Il caso di una metropoli come Milano è paradigmatico di una metamorfosi da città orizzontale a città verticale, su un irraggiungibile modello newyorkese. Si inventano nuovi quartieri, si erigono templi high-tech al grande capitale che ha il volto di società multinazionale, grandi gruppi bancari e assicurativi, diffondendo ovunque l’aura del business o del consumo strettamente intrecciato al tempo libero. È l’apoteosi epicurea del mercato, laddove il riferimento al filosofo greco riflette un edonistico consenso di massa. A Praga, dove ho vissuto nei primi anni del cosiddetto post-comunismo, la trasformazione dei suoi quartieri storici in un unico museo a cielo aperto con punte raccapriccianti come l’uso di barche a pedali a forma di cigni nel bacino della Moldava, tra il Ponte Carlo e la Smetanova, ha conosciuto l’apice negli ultimi decenni. La bellezza sublime della città vltavina, appare inevitabilmente offuscata poiché da essa sono scomparsi il mistero e la sorpresa, elementi fondamentali per la sua comprensione……Perfino la figura di un grande praghese, lo scrittore Franz Kafka, è oggi ridotta a un brand con tutto ciò che questo comporta in cultura di massa e merchandising. Una presenza ossessivamente evocata nel cuore malato della città quasi a volerne, simbolicamente, rimarcare la drammatica assenza.

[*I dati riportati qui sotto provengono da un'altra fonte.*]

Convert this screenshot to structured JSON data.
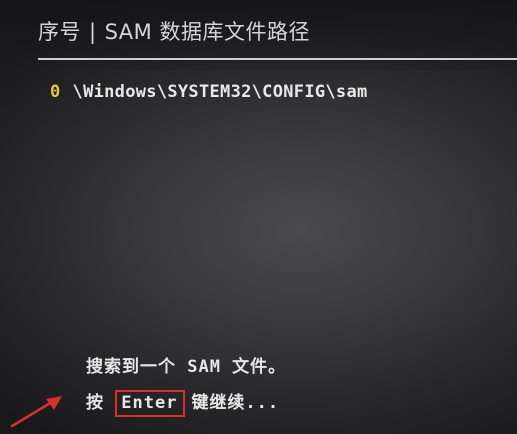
{
  "header": {
    "col_index": "序号",
    "separator": "|",
    "col_path": "SAM 数据库文件路径"
  },
  "entries": [
    {
      "index": "0",
      "path": "\\Windows\\SYSTEM32\\CONFIG\\sam"
    }
  ],
  "messages": {
    "found": "搜索到一个 SAM 文件。",
    "press_prefix": "按",
    "press_key": "Enter",
    "press_suffix": "键继续..."
  },
  "colors": {
    "index_color": "#e3c840",
    "highlight_box": "#d8302a",
    "annotation_arrow": "#d8302a"
  }
}
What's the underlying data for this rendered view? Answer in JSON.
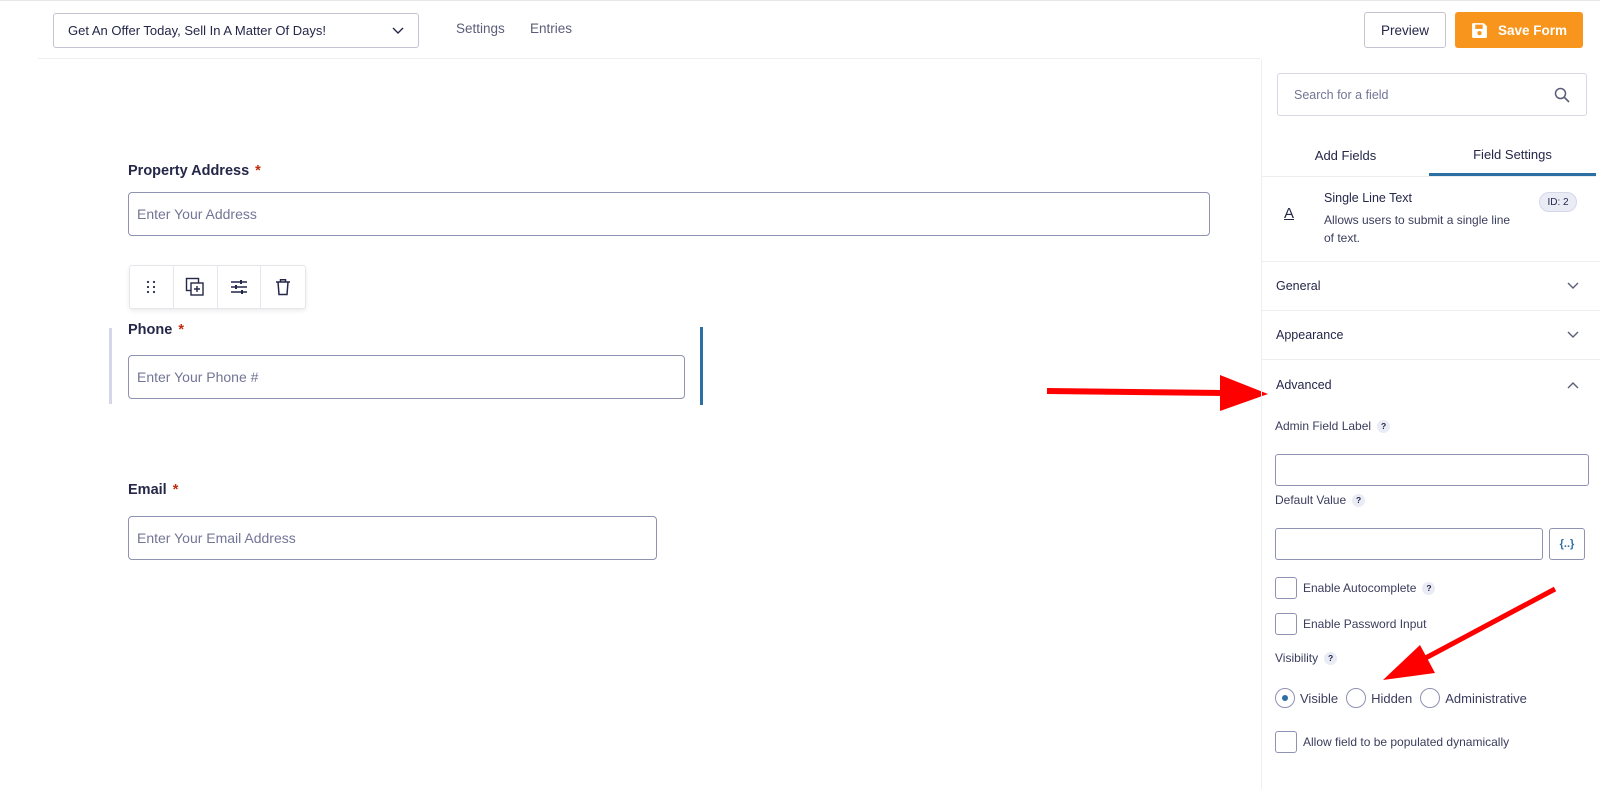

Il destino delle città vecchie (termine che preferiamo a quello di centri storici che ormai ha il sapore di un brand sempre più caro agli immobiliaristi), ma anche degli antichi borghi (un esempio su tutti quello di Civita di Bagnoregio o di Bagno Vignoni divenuto famoso grazie alle sequenze girate da Andrej Tarkovskij per il film Nostalghia, 1983), pare essere quello di immense scenografie turistiche dove si è chiamati a contemplare una bellezza che non c’è in quanto separata dal corpo vitale che l’ha creata. Risulta sempre più arduo, quindi, vederle trasformate in luoghi da consumare, uffici o residenze di vecchi e nuovi ricchi.
Sempre più crescente e perciò allarmante, il fenomeno dell’airbnb, ossia dell’ospitalità temporanea negli immobili privati, ha come effetto non immediato ma lento e progressivo, lo spopolamento dei quartieri storici di grandi e piccole città e il conseguente impoverimento del tessuto commerciale di prossimità. Quello che potrebbe essere definito come processo di sostituzione sociale urbana trova in tempi recenti terreno fertile perfino nelle grandi metropoli del Mediterraneo come Napoli, Genova o Palermo la cui complessa stratificazione sociale e una forte presenza di classi popolari e di migranti in aree storiche a torto consegnate al degrado, sembra garantire ancora una certa vitalità. Un esempio è dato dalla città di Oporto, la seconda del Portogallo. In essa è chiaro e visibile il dualismo tra aree urbane rigenerate con la sola finalità turistica (il quartiere del porto fluviale) e quelle della città vecchia il cui destino sembra essere un aut-aut: lasciarsi morire lentamente nel degrado ambientale, oppure accettare in toto la rigenerazione turistica, propria del pensiero unico globale.

Pare proprio impossibile anche soltanto immaginare l’ipotesi di una terza via, quella del rispetto per i manufatti, le persone e gli “spazi per la gente”, per usare una definizione dell’architetto americano Bernard Rudowsky. Ovunque, la velocità e la casualità sostituiranno la lentezza e l’osservazione. Le città non ci faranno più sognare quando anche il proprio genius loci sarà svanito per effetto del nuovo ordine economico…E’, dunque, con il tempo che si giocherà l’ultima partita, ma Robert Guédiguian non sembra preoccuparsene e infatti, continua a realizzare film nella città dove è nato e vissuto, nell’appassionato tentativo di rivitalizzare, almeno nella finzione cinematografica, quel microcosmo di storie e di destini, l’eterna commedia della vita reale che oggi sembra essersi allontanato dal cuore urbano d’Europa.